Кстати, слова эти по сей день остаются для меня загадкой. Единственной книгой, изучение которой отец поощрял, был том всего из двух страниц — о том, что скрывается между ног женщины. Когда я был ребенком, отец прятал от меня бумагу, перо и чернила, и, как и следовало ожидать, эти запретные плоды приобрели для меня особую сладость. Но отец упорствовал в своем намерении сделать из меня непревзойденного знатока по части лошадей, которые были его второй великой страстью после плотских утех.

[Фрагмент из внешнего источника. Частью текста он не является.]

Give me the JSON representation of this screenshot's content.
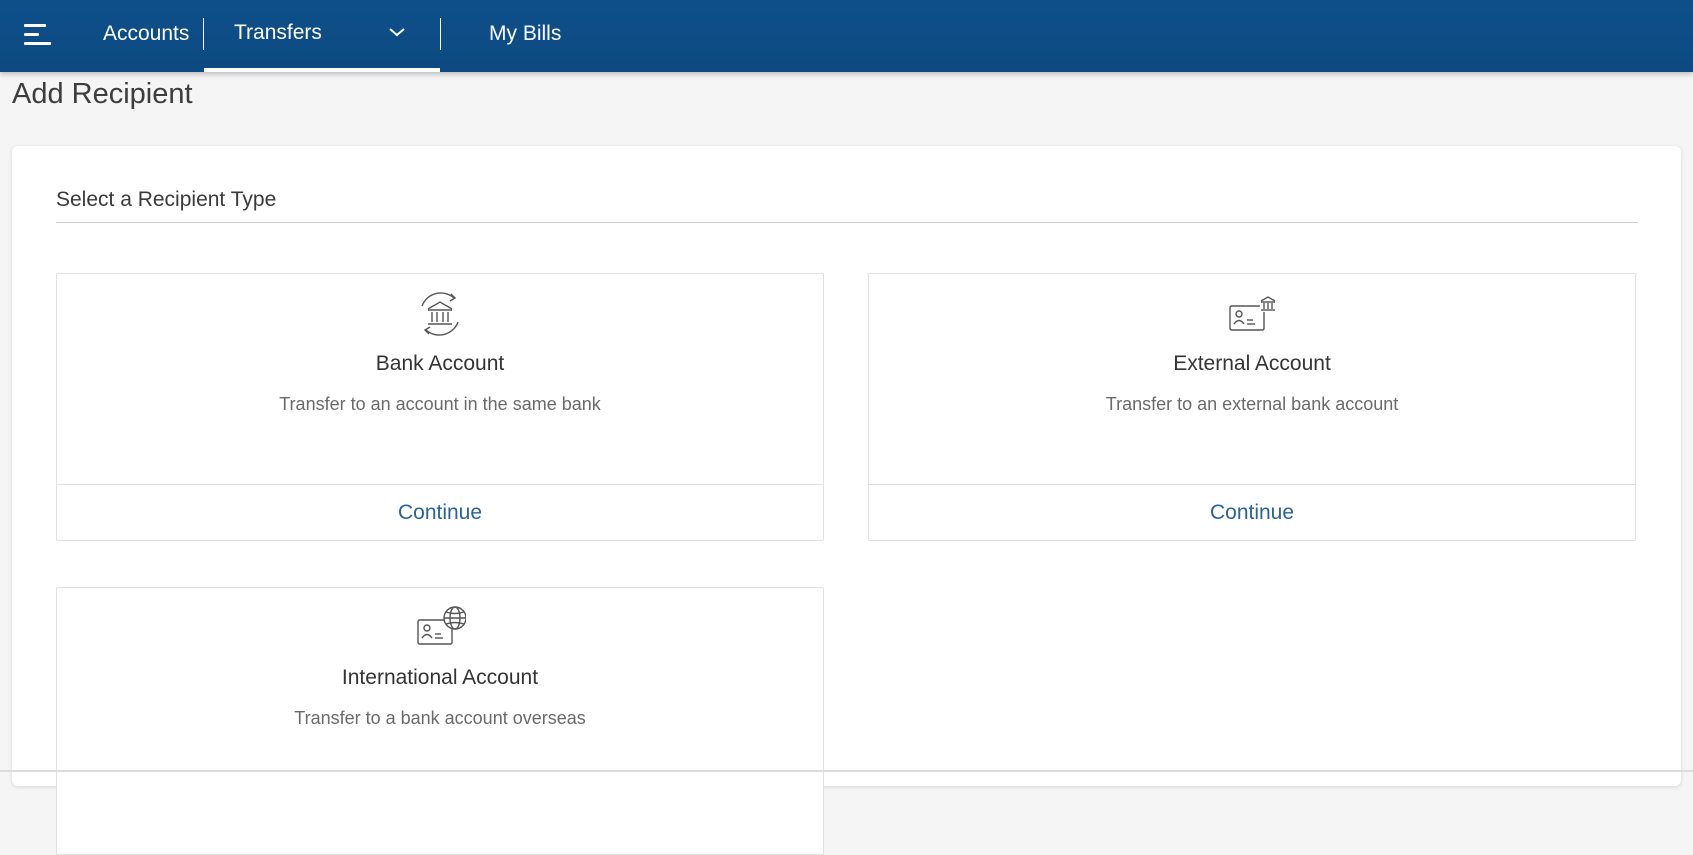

В юности я, подчиняясь его воле, объездил чуть не весь свет, продавая и покупая лошадей, отправляя их в «L'Enfant» и обучаясь судить об их достоинствах и недостатках столь же проницательно, как делал это отец. Я добился в этом деле немалых успехов, бродячая жизнь была мне по вкусу. Во время одной из таких поездок я встретил свою ныне покойную жену Чийоджо и привез ее сюда, в этот дом, чтобы отныне вести спокойную семейную жизнь. Однако моим благим намерениям не суждено было осуществиться, виной тому оказался ряд трагических событий, повлекших за собой смерть моей жены и Никодима.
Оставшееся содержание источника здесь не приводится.